The rest of the cards in Maisie’s reading consisted of the six of wands, the seven of wands, the eight of pentacles, the three of swords, the Death card, which still held Emilia, the Death-Dealer, but she looked all serious and didn’t move or blink, not even when I waved to her to say hello.
“Hey, Emi,” I said, and touched the card. She was all business and didn’t greet me back. When she was out of the deck, we were pretty good buds.
“How can you read these cards when the pictures are missing?” I pointed to the silhouettes then held up a card. “I captured them, and you let them go,” I said accusingly.
She put out her hand to silence me.
“Putting them back into the deck got you off the ho
ok to become the new deck guardian. That doesn’t mean I can’t let them out again.”
“But how did you get hold of them? I had them locked away,” I asked. But she didn’t answer, but appeared to be considering my question.
She then began to read the spread, but I didn’t pay much attention, unable to concentrate on what she had to say. I waited for my answer, and when she didn’t seem interested in telling me why she let the majors out of the deck, I told Maisie my time was up. I needed to get home to get ready for my date with the fireman.
“You’re determined, aren’t you?” she said, taking back the cards and returning them to the box.
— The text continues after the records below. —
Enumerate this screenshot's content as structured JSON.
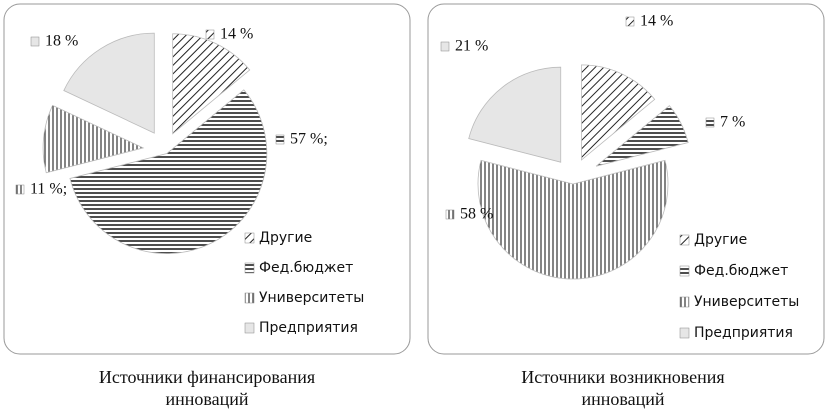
{
  "chart_data": [
    {
      "type": "pie",
      "title": "Источники финансирования инноваций",
      "categories": [
        "Другие",
        "Фед.бюджет",
        "Университеты",
        "Предприятия"
      ],
      "values": [
        14,
        57,
        11,
        18
      ],
      "value_labels": [
        "14 %",
        "57 %;",
        "11 %;",
        "18 %"
      ]
    },
    {
      "type": "pie",
      "title": "Источники возникновения инноваций",
      "categories": [
        "Другие",
        "Фед.бюджет",
        "Университеты",
        "Предприятия"
      ],
      "values": [
        14,
        7,
        58,
        21
      ],
      "value_labels": [
        "14 %",
        "7 %",
        "58 %",
        "21 %"
      ]
    }
  ]
}
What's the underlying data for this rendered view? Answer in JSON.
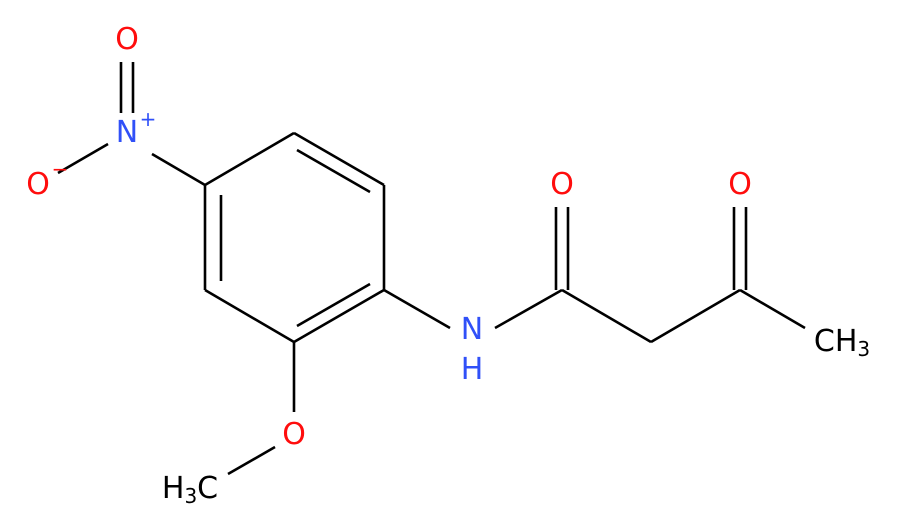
{
  "nodes": [
    {
      "label": "O"
    },
    {
      "label": "N",
      "charge": "+"
    },
    {
      "label": "O",
      "charge": "−"
    },
    {
      "label": "O"
    },
    {
      "label": "H3C"
    },
    {
      "label": "N"
    },
    {
      "label": "H"
    },
    {
      "label": "O"
    },
    {
      "label": "O"
    },
    {
      "label": "CH3"
    }
  ]
}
If it turned out that Apollo had to be put back into a card, I was going to make it a fun assignment and find every reason to keep Apollo free for as long as I could. For a moment, the idea of a deck of cards imbued with power over others got me excited, especially a deck with Shane Apollo inside of it, but when I remembered my own short time trapped inside the Star card, and I snapped out of my reverie pretty quickly. After all, I was a free spirit myself, meaning I did what I wanted. The small spell Maisie put on the gift finally wore off, as the tingling feeling my arms disappeared.
I’d call Shane and have him pick me up at the shop, whereupon I’d do everything I could to prevent him from being touched with his Chariot card which would put him out of commission.
I had to do something to get William off my mind.
“The carnival,” Maisie said, like that explained everything in life.
“What about it?”
“That’s the answer to your query.”
“My query?” I was confused.
“About the tarot deck, the majors,” she said and gave me a wink. “You wanted to know why they’re gone.”
“They’re out of the deck because they want to go to the circus?” I asked, not quite believing what I was hearing.
“That’s one way to put it,” she said. She gathered up the cards, all except for Emilia’s. I stopped her.
“Wait. Did you really let them out?” I asked her.